LA 4T ARRASA CON TODO

Por Helga Kauffman

Para nadie es un secreto que desde que inició la 4T, se inició un proceso de desmantelación de todo aquello que podría significar un escollo para sus pretensiones y, las asociaciones de gobernadores, comenzando por la Conago, han desaparecido del mapa político y dejaron de ser interlocutores con el Gobierno federal.

En lo que va de la administración del presidente Andrés Manuel López Obrador, al menos tres asociaciones de gobernadores trataron de hacerle contrapeso, pero fracasaron en el intento.

Desde la inútil Conago, cuyo último presidente fue el hidalguense Omar Fayad Meneses, pasando por los gobernadores de la llamada Alianza Federalista y la Asamblea Nacional de Gobernadores del PAN (GOAN).

Los gobernadores que formaron la Alianza Federalista (Miguel Riquelme Solís, Francisco García Cabeza de Vaca, José Rosas Aispuro, Enrique Alfaro Ramírez, Diego Sinhue Rodríguez Vallejo y Martín Orozco Sandoval) trataron, sin éxito, que el propio López Obrador se sentara a negociar con ellos un nuevo pacto federal.

Se trataba, se dijo entonces, que el reparto de la recaudación fiscal se hiciera de acuerdo a la aportación porcentual de cada estado al Producto Interno Bruto.

Los estados habían sido fuertemente castigados en sus participaciones federales, hecho que se agravó con la llegada de la pandemia.

Los gobernadores del PAN, con un discurso más moderado, pretendían lo mismo pero, no el presidente que tampoco se quiso reunir con ellos con lo que las asociaciones terminaron muriendo de nada.

Incluso gobernadores como Javier Corral, que reclamaban con fuerza un nuevo pacto fiscal, terminaron en los brazos del Gobierno federal; algunos de los reclamantes son ahora diplomáticos y otros que terminaron o están por terminar sus gestiones también esperan una recompensa.

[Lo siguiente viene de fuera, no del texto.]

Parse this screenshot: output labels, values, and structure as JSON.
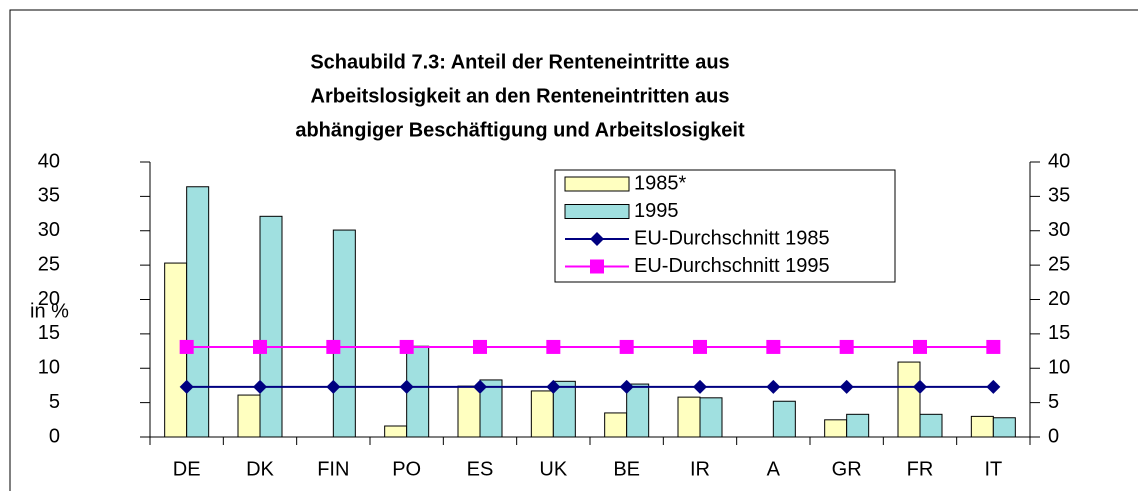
{
  "chart_data": {
    "type": "bar_line",
    "title": [
      "Schaubild 7.3: Anteil der Renteneintritte aus",
      "Arbeitslosigkeit an den  Renteneintritten aus",
      "abhängiger Beschäftigung und Arbeitslosigkeit"
    ],
    "y_label": "in %",
    "categories": [
      "DE",
      "DK",
      "FIN",
      "PO",
      "ES",
      "UK",
      "BE",
      "IR",
      "A",
      "GR",
      "FR",
      "IT"
    ],
    "series": [
      {
        "name": "1985*",
        "type": "bar",
        "color": "#ffffc0",
        "values": [
          25.3,
          6.1,
          null,
          1.6,
          7.4,
          6.7,
          3.5,
          5.8,
          null,
          2.5,
          10.9,
          3.0
        ]
      },
      {
        "name": "1995",
        "type": "bar",
        "color": "#a0e0e0",
        "values": [
          36.4,
          32.1,
          30.1,
          13.2,
          8.3,
          8.1,
          7.7,
          5.7,
          5.2,
          3.3,
          3.3,
          2.8
        ]
      },
      {
        "name": "EU-Durchschnitt 1985",
        "type": "line",
        "marker": "diamond",
        "color": "#000080",
        "values": [
          7.3,
          7.3,
          7.3,
          7.3,
          7.3,
          7.3,
          7.3,
          7.3,
          7.3,
          7.3,
          7.3,
          7.3
        ]
      },
      {
        "name": "EU-Durchschnitt 1995",
        "type": "line",
        "marker": "square",
        "color": "#ff00ff",
        "axis": "y2",
        "values": [
          13.1,
          13.1,
          13.1,
          13.1,
          13.1,
          13.1,
          13.1,
          13.1,
          13.1,
          13.1,
          13.1,
          13.1
        ]
      }
    ],
    "ylim": [
      0,
      40
    ],
    "yticks": [
      0,
      5,
      10,
      15,
      20,
      25,
      30,
      35,
      40
    ],
    "y2lim": [
      0,
      40
    ],
    "y2ticks": [
      0,
      5,
      10,
      15,
      20,
      25,
      30,
      35,
      40
    ]
  }
}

En síntesis, las asociaciones de gobernadores, que en cierto momento pudieron hacer presión, como lo hizo la Conago con Vicente Fox, no cumplieron con su papel de generar un equilibrio con el Gobierno federal y ahora, con 20 estados en manos de Morena y dos en manos de sus rémoras, solo queda darles una formal sepultura.